I've not read Jerzy Kosinski before now. I was browsing books at the "Unoppressive Non- Imperialist Bargain Bookshop" on Carmine Street, when his 1965 novel The Painted Bird caught my eye. I liked the poetic title, and the idea that I could immerse myself in a tense story of a young boy's survival following being abandoned by his parents in World War II. Who doesn't want to read an inspiring yarn like that from time to time? The "gypsy or Jewish stray" as he's called, moves through villages that reviewers assumed were scattered throughout Poland. He moves through winters wearing nothing but scraps of rags and various pieces of animal hides, witnessing and being the victim of unimaginable cruelty. His keepers are many, and each more imaginatively cruel than the previous one. No sooner after being taken in by a random farmer at the insistence of a priest would the cruelty cycle begin again. The exception was Kasinski's Old Woman Sage archetype, who appears as several different characters in the book. Each time, she's knowledgable about homeopathic witchery (the childlike confidence he has in her time again is chilling, because in reality she makes potions and lotions with removed abscesses, animal parts, etc.). The Sages care for the boy, but the small comforts can never last as each one moves from one horrific fate to the next.
I put it down a few times, but kept going back, thinking that if I could finish it, the senselessness of the violence might come to an end and move into a field of philosophic reflection and human redemption, a la Victor Frankl. It just couldn't keep going in this way.
After moving through the first few chapters, I began to research Kosinski's history a bit. The only thing I'd been exposed to growing up was his film Being There, with Peter Sellers, which I barely remember but remember liking. His introduction to this edition of The Painted Bird had been odd; he basically defended the fact that it was meant to be a work of fiction, not autobiographical, and that he and his family had endured so much hatred following the publication that he'd had to move his mother to another town. He wrote a lot about how his wife was dying, and that was so off topic that it seemed like he was trying to garner his readers' sympathies before they even cracked the story.

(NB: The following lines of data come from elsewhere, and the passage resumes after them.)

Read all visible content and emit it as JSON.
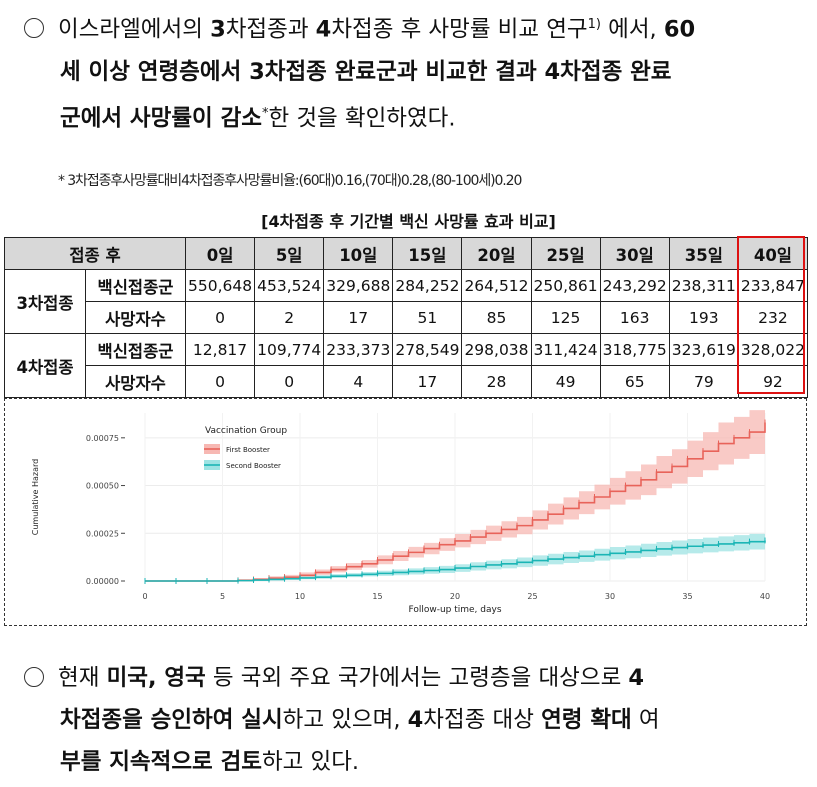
{
  "para1": {
    "line1": {
      "a": "이스라엘에서의 ",
      "b": "3",
      "c": "차접종과 ",
      "d": "4",
      "e": "차접종 후 사망률 비교 연구",
      "sup": "1)",
      "f": " 에서, ",
      "g": "60"
    },
    "line2": {
      "a": "세 이상 연령층에서 ",
      "b": "3",
      "c": "차접종 완료군",
      "d": "과 비교한 결과 ",
      "e": "4",
      "f": "차접종 완료"
    },
    "line3": {
      "a": "군에서 사망률이 감소",
      "sup": "*",
      "b": "한 것을 확인하였다."
    }
  },
  "note": "* 3차접종후사망률대비4차접종후사망률비율:(60대)0.16,(70대)0.28,(80-100세)0.20",
  "table": {
    "caption": "[4차접종 후 기간별 백신 사망률 효과 비교]",
    "header_label": "접종 후",
    "days": [
      "0일",
      "5일",
      "10일",
      "15일",
      "20일",
      "25일",
      "30일",
      "35일",
      "40일"
    ],
    "groups": [
      {
        "name": "3차접종",
        "rows": [
          {
            "label": "백신접종군",
            "values": [
              "550,648",
              "453,524",
              "329,688",
              "284,252",
              "264,512",
              "250,861",
              "243,292",
              "238,311",
              "233,847"
            ]
          },
          {
            "label": "사망자수",
            "values": [
              "0",
              "2",
              "17",
              "51",
              "85",
              "125",
              "163",
              "193",
              "232"
            ]
          }
        ]
      },
      {
        "name": "4차접종",
        "rows": [
          {
            "label": "백신접종군",
            "values": [
              "12,817",
              "109,774",
              "233,373",
              "278,549",
              "298,038",
              "311,424",
              "318,775",
              "323,619",
              "328,022"
            ]
          },
          {
            "label": "사망자수",
            "values": [
              "0",
              "0",
              "4",
              "17",
              "28",
              "49",
              "65",
              "79",
              "92"
            ]
          }
        ]
      }
    ]
  },
  "chart_data": {
    "type": "line",
    "xlabel": "Follow-up time, days",
    "ylabel": "Cumulative Hazard",
    "xlim": [
      0,
      40
    ],
    "ylim": [
      0,
      0.00088
    ],
    "xticks": [
      0,
      5,
      10,
      15,
      20,
      25,
      30,
      35,
      40
    ],
    "yticks": [
      "0.00000",
      "0.00025",
      "0.00050",
      "0.00075"
    ],
    "ytick_values": [
      0,
      0.00025,
      0.0005,
      0.00075
    ],
    "legend_title": "Vaccination Group",
    "legend_position": "top-left",
    "series": [
      {
        "name": "First Booster",
        "color": "#e8635a",
        "band": "#f7b8b3",
        "x": [
          0,
          2,
          4,
          6,
          7,
          8,
          9,
          10,
          11,
          12,
          13,
          14,
          15,
          16,
          17,
          18,
          19,
          20,
          21,
          22,
          23,
          24,
          25,
          26,
          27,
          28,
          29,
          30,
          31,
          32,
          33,
          34,
          35,
          36,
          37,
          38,
          39,
          40
        ],
        "y": [
          0,
          0,
          0,
          3e-06,
          8e-06,
          1.5e-05,
          2e-05,
          3e-05,
          4.5e-05,
          6e-05,
          7.5e-05,
          9e-05,
          0.00011,
          0.00013,
          0.00015,
          0.00017,
          0.00019,
          0.00021,
          0.00023,
          0.00025,
          0.00027,
          0.00029,
          0.00032,
          0.00035,
          0.00038,
          0.00041,
          0.00044,
          0.00047,
          0.0005,
          0.00053,
          0.00057,
          0.0006,
          0.00064,
          0.00068,
          0.00072,
          0.00075,
          0.00078,
          0.00083
        ],
        "lo": [
          0,
          0,
          0,
          0,
          3e-06,
          8e-06,
          1.2e-05,
          2e-05,
          3.2e-05,
          4.5e-05,
          5.8e-05,
          7e-05,
          8.8e-05,
          0.000105,
          0.000123,
          0.00014,
          0.000158,
          0.000176,
          0.000193,
          0.00021,
          0.000228,
          0.000245,
          0.00027,
          0.000296,
          0.000322,
          0.00035,
          0.000375,
          0.0004,
          0.000426,
          0.00045,
          0.000486,
          0.00051,
          0.000545,
          0.00058,
          0.00061,
          0.00064,
          0.000665,
          0.00071
        ],
        "hi": [
          0,
          0,
          0,
          1e-05,
          1.6e-05,
          2.5e-05,
          3.2e-05,
          4.5e-05,
          6e-05,
          7.8e-05,
          9.4e-05,
          0.00011,
          0.000134,
          0.000157,
          0.000179,
          0.0002,
          0.000224,
          0.000246,
          0.000268,
          0.00029,
          0.000313,
          0.000336,
          0.00037,
          0.000405,
          0.000438,
          0.00047,
          0.000505,
          0.00054,
          0.000575,
          0.00061,
          0.000655,
          0.00069,
          0.000735,
          0.00078,
          0.00083,
          0.00086,
          0.000895,
          0.00094
        ]
      },
      {
        "name": "Second Booster",
        "color": "#1bb5b5",
        "band": "#9ee3e3",
        "x": [
          0,
          2,
          4,
          6,
          7,
          8,
          9,
          10,
          11,
          12,
          13,
          14,
          15,
          16,
          17,
          18,
          19,
          20,
          21,
          22,
          23,
          24,
          25,
          26,
          27,
          28,
          29,
          30,
          31,
          32,
          33,
          34,
          35,
          36,
          37,
          38,
          39,
          40
        ],
        "y": [
          0,
          0,
          0,
          2e-06,
          5e-06,
          8e-06,
          1.2e-05,
          1.6e-05,
          2e-05,
          2.5e-05,
          3e-05,
          3.5e-05,
          4e-05,
          4.5e-05,
          5e-05,
          5.5e-05,
          6e-05,
          6.8e-05,
          7.6e-05,
          8.4e-05,
          9e-05,
          9.8e-05,
          0.000107,
          0.000115,
          0.000123,
          0.00013,
          0.000138,
          0.000145,
          0.000152,
          0.00016,
          0.000168,
          0.000175,
          0.000182,
          0.000188,
          0.000194,
          0.0002,
          0.000206,
          0.000212
        ],
        "lo": [
          0,
          0,
          0,
          0,
          1e-06,
          3e-06,
          6e-06,
          9e-06,
          1.2e-05,
          1.6e-05,
          2e-05,
          2.4e-05,
          2.7e-05,
          3e-05,
          3.4e-05,
          3.8e-05,
          4.2e-05,
          4.8e-05,
          5.5e-05,
          6.1e-05,
          6.6e-05,
          7.3e-05,
          8e-05,
          8.7e-05,
          9.4e-05,
          0.0001,
          0.000107,
          0.000113,
          0.000119,
          0.000126,
          0.000133,
          0.000139,
          0.000145,
          0.00015,
          0.000155,
          0.00016,
          0.000165,
          0.00017
        ],
        "hi": [
          0,
          0,
          0,
          5e-06,
          1e-05,
          1.4e-05,
          1.8e-05,
          2.4e-05,
          3e-05,
          3.6e-05,
          4.1e-05,
          4.7e-05,
          5.4e-05,
          6e-05,
          6.6e-05,
          7.3e-05,
          7.9e-05,
          8.8e-05,
          9.8e-05,
          0.000107,
          0.000114,
          0.000123,
          0.000134,
          0.000143,
          0.000152,
          0.00016,
          0.000169,
          0.000178,
          0.000186,
          0.000195,
          0.000204,
          0.000212,
          0.00022,
          0.000227,
          0.000234,
          0.00024,
          0.000247,
          0.000254
        ]
      }
    ]
  },
  "para2": {
    "line1": {
      "a": "현재 ",
      "b": "미국, 영국",
      "c": " 등 국외 주요 국가에서는 고령층을 대상으로 ",
      "d": "4"
    },
    "line2": {
      "a": "차접종을 승인하여 실시",
      "b": "하고 있으며, ",
      "c": "4",
      "d": "차접종 대상 ",
      "e": "연령 확대",
      "f": " 여"
    },
    "line3": {
      "a": "부를 지속적으로 검토",
      "b": "하고 있다."
    }
  }
}
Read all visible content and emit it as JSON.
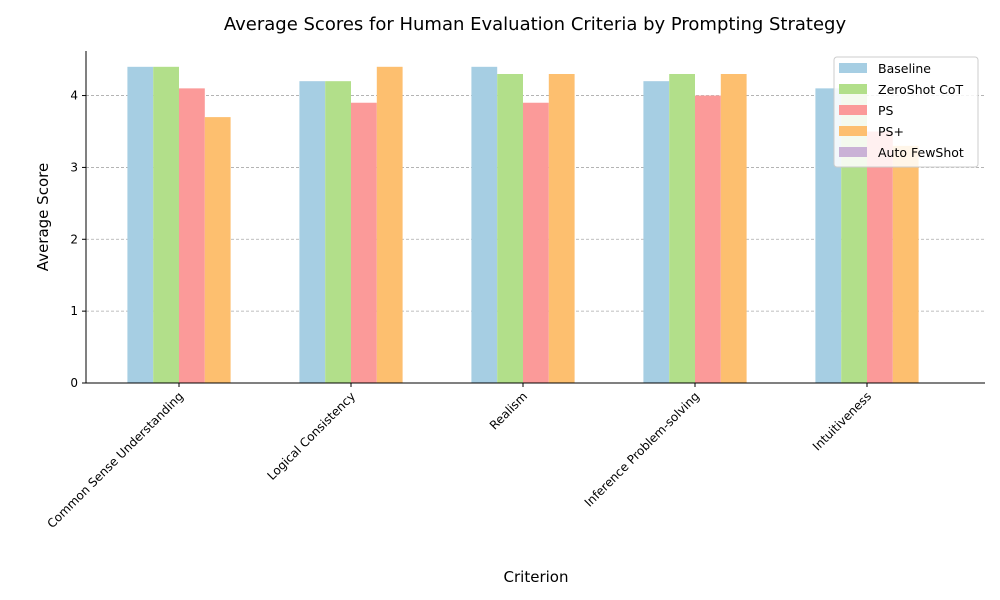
{
  "chart_data": {
    "type": "bar",
    "title": "Average Scores for Human Evaluation Criteria by Prompting Strategy",
    "xlabel": "Criterion",
    "ylabel": "Average Score",
    "categories": [
      "Common Sense Understanding",
      "Logical Consistency",
      "Realism",
      "Inference Problem-solving",
      "Intuitiveness"
    ],
    "yticks": [
      "0",
      "1",
      "2",
      "3",
      "4"
    ],
    "ylim": [
      0,
      4.62
    ],
    "grid": "y-dashed",
    "legend_position": "top-right",
    "series": [
      {
        "name": "Baseline",
        "color": "#a6cee3",
        "values": [
          4.4,
          4.2,
          4.4,
          4.2,
          4.1
        ]
      },
      {
        "name": "ZeroShot CoT",
        "color": "#b2df8a",
        "values": [
          4.4,
          4.2,
          4.3,
          4.3,
          4.1
        ]
      },
      {
        "name": "PS",
        "color": "#fb9a99",
        "values": [
          4.1,
          3.9,
          3.9,
          4.0,
          3.5
        ]
      },
      {
        "name": "PS+",
        "color": "#fdbf6f",
        "values": [
          3.7,
          4.4,
          4.3,
          4.3,
          3.3
        ]
      },
      {
        "name": "Auto FewShot",
        "color": "#cab2d6",
        "values": [
          0,
          0,
          0,
          0,
          0
        ]
      }
    ]
  }
}
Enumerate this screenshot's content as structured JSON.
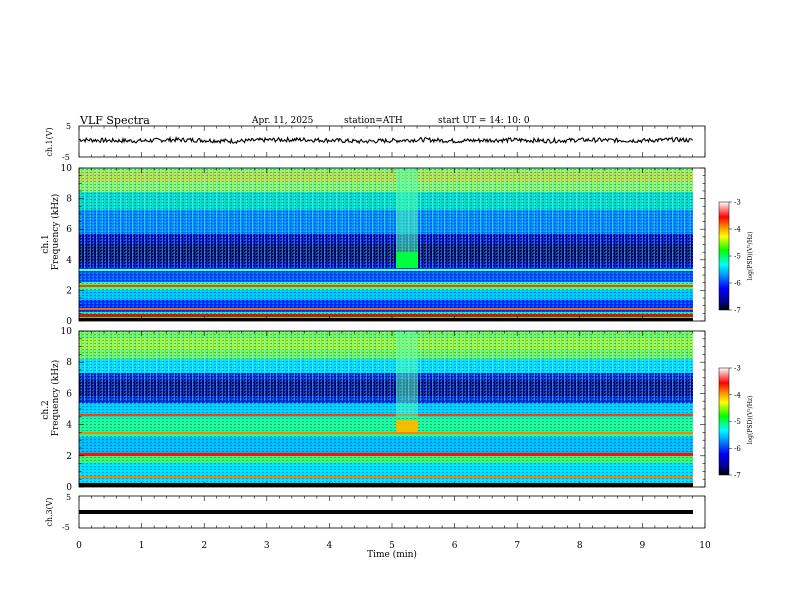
{
  "header": {
    "title": "VLF  Spectra",
    "date": "Apr. 11, 2025",
    "station": "station=ATH",
    "start": "start  UT  =   14: 10: 0"
  },
  "chart_data": [
    {
      "type": "line",
      "panel": "ch1-voltage",
      "ylabel": "ch.1(V)",
      "ylim": [
        -5,
        5
      ],
      "y_ticks": [
        "5",
        "-5"
      ],
      "x": [
        0,
        0.5,
        1,
        1.5,
        2,
        2.5,
        3,
        3.5,
        4,
        4.5,
        5,
        5.5,
        6,
        6.5,
        7,
        7.5,
        8,
        8.5,
        9,
        9.5,
        9.8
      ],
      "values": [
        0.6,
        0.3,
        0.2,
        0.6,
        0.4,
        0.1,
        0.5,
        0.6,
        0.4,
        0.0,
        0.3,
        0.6,
        0.2,
        0.4,
        0.5,
        0.2,
        0.5,
        0.4,
        0.3,
        0.6,
        0.4
      ]
    },
    {
      "type": "heatmap",
      "panel": "ch1-spectrogram",
      "ylabel": "ch.1\nFrequency (kHz)",
      "ylim": [
        0,
        10
      ],
      "y_ticks": [
        "0",
        "2",
        "4",
        "6",
        "8",
        "10"
      ],
      "colorbar": {
        "label": "log(PSD)(V²/Hz)",
        "range": [
          -7,
          -3
        ],
        "ticks": [
          "-3",
          "-4",
          "-5",
          "-6",
          "-7"
        ]
      }
    },
    {
      "type": "heatmap",
      "panel": "ch2-spectrogram",
      "ylabel": "ch.2\nFrequency (kHz)",
      "ylim": [
        0,
        10
      ],
      "y_ticks": [
        "0",
        "2",
        "4",
        "6",
        "8",
        "10"
      ],
      "colorbar": {
        "label": "log(PSD)(V²/Hz)",
        "range": [
          -7,
          -3
        ],
        "ticks": [
          "-3",
          "-4",
          "-5",
          "-6",
          "-7"
        ]
      }
    },
    {
      "type": "line",
      "panel": "ch3-voltage",
      "ylabel": "ch.3(V)",
      "ylim": [
        -5,
        5
      ],
      "y_ticks": [
        "5",
        "-5"
      ],
      "x": [
        0,
        9.8
      ],
      "values": [
        -1.6,
        -1.6
      ]
    }
  ],
  "x_axis": {
    "label": "Time  (min)",
    "ticks": [
      "0",
      "1",
      "2",
      "3",
      "4",
      "5",
      "6",
      "7",
      "8",
      "9",
      "10"
    ],
    "range": [
      0,
      10
    ]
  },
  "colors": {
    "colormap": [
      "#000000",
      "#000080",
      "#0000ff",
      "#0080ff",
      "#00ffff",
      "#80ff80",
      "#00ff00",
      "#ffff00",
      "#ff8000",
      "#ff0000",
      "#ffffff"
    ]
  }
}
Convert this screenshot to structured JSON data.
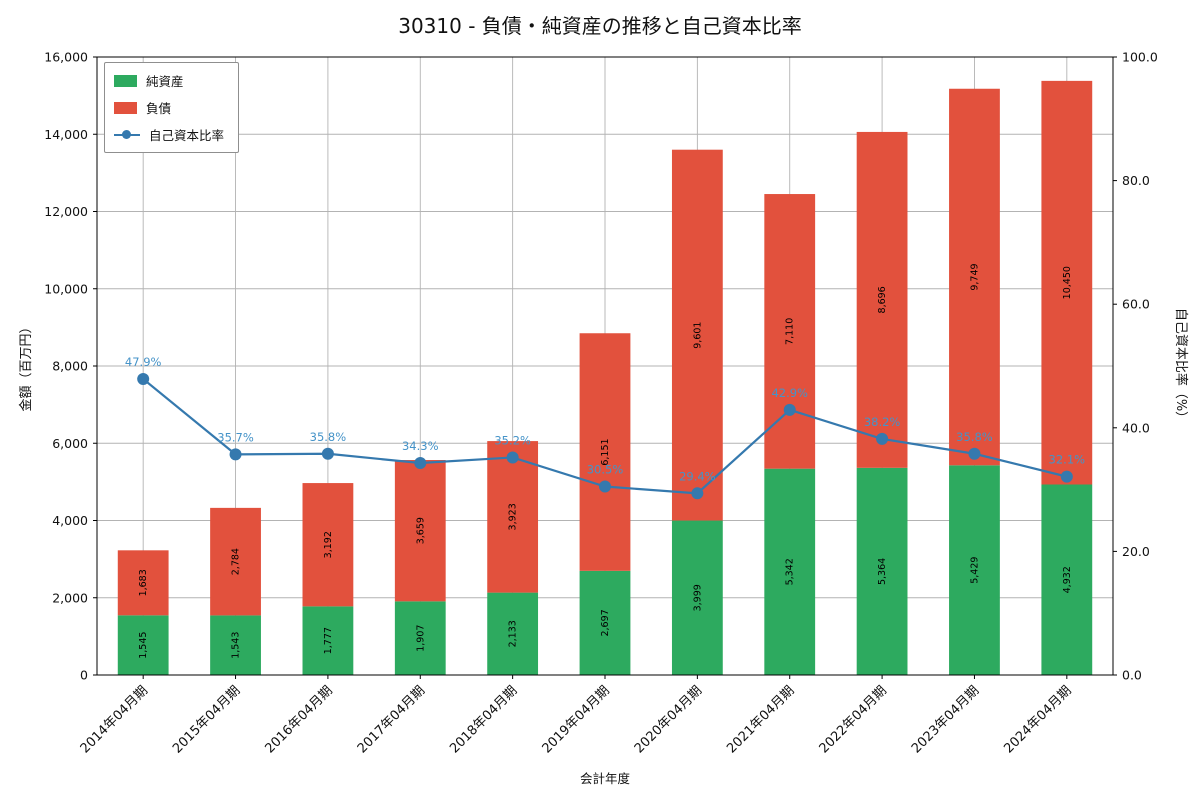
{
  "title": "30310 - 負債・純資産の推移と自己資本比率",
  "chart_data": {
    "type": "bar",
    "stacked": true,
    "categories": [
      "2014年04月期",
      "2015年04月期",
      "2016年04月期",
      "2017年04月期",
      "2018年04月期",
      "2019年04月期",
      "2020年04月期",
      "2021年04月期",
      "2022年04月期",
      "2023年04月期",
      "2024年04月期"
    ],
    "series": [
      {
        "name": "純資産",
        "color": "#2daa5f",
        "values": [
          1545,
          1543,
          1777,
          1907,
          2133,
          2697,
          3999,
          5342,
          5364,
          5429,
          4932
        ],
        "labels": [
          "1,545",
          "1,543",
          "1,777",
          "1,907",
          "2,133",
          "2,697",
          "3,999",
          "5,342",
          "5,364",
          "5,429",
          "4,932"
        ]
      },
      {
        "name": "負債",
        "color": "#e2513d",
        "values": [
          1683,
          2784,
          3192,
          3659,
          3923,
          6151,
          9601,
          7110,
          8696,
          9749,
          10450
        ],
        "labels": [
          "1,683",
          "2,784",
          "3,192",
          "3,659",
          "3,923",
          "6,151",
          "9,601",
          "7,110",
          "8,696",
          "9,749",
          "10,450"
        ]
      }
    ],
    "line_series": {
      "name": "自己資本比率",
      "color": "#3579ae",
      "label_color": "#4593c8",
      "values": [
        47.9,
        35.7,
        35.8,
        34.3,
        35.2,
        30.5,
        29.4,
        42.9,
        38.2,
        35.8,
        32.1
      ],
      "labels": [
        "47.9%",
        "35.7%",
        "35.8%",
        "34.3%",
        "35.2%",
        "30.5%",
        "29.4%",
        "42.9%",
        "38.2%",
        "35.8%",
        "32.1%"
      ]
    },
    "xlabel": "会計年度",
    "ylabel_left": "金額（百万円）",
    "ylabel_right": "自己資本比率（%）",
    "ylim_left": [
      0,
      16000
    ],
    "ylim_right": [
      0,
      100
    ],
    "yticks_left": [
      "0",
      "2,000",
      "4,000",
      "6,000",
      "8,000",
      "10,000",
      "12,000",
      "14,000",
      "16,000"
    ],
    "yticks_right": [
      "0.0",
      "20.0",
      "40.0",
      "60.0",
      "80.0",
      "100.0"
    ],
    "grid": true,
    "legend_position": "upper left",
    "grid_color": "#b3b3b3",
    "text_color": "#111111"
  }
}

It didn't take long to get through the first few grafs of his Wiki biography to realize he was exposed as a fraud, time and time again, and even considered a psychotic borderline personality. In his mini bio was an anecdote about his literary life of lingering at elegant dinner parties with book editors waxing on about his horrific youth and tales of survival during WW2.
Such realizations made me want to put the book down, because suddenly the stomach churning cruelty and abuse were formed not from his own history, but from his imagination. Finishing the book was an exercise of endurance on my part, but I wanted to finish it so I could find out if there was any redeeming aspect to humanity whatsoever for his suffering protagonist. What would I glean about survival and humanity after putting his book down? When would the relief come? At the midway point of the story, the boy becomes a mute, but regains his voice in the end, so at least there's that. I was glad to hear him utter sounds again, to literally come back to life again from his horrors, in the last pages. But I also felt like burning the book, literally setting it on fire and watching it turn to ash.
I felt that way after seeing the 1995 film Seven, too-- that it depicted such gratuitous horror that it seemed a waste of resources to put it into the world. The film wasn't created or shaped to make people act on good will or kindness; it seemed to me that it was irresponsibly put out into the world just to make money depicting senseless violence and sociopathic disconnect. Seven gruesome murders based on seven deadly sins; well, Kosinski trumps that with probably 7,000. It's no wonder to me that he could no longer tolerate his life and committed suicide in 1991.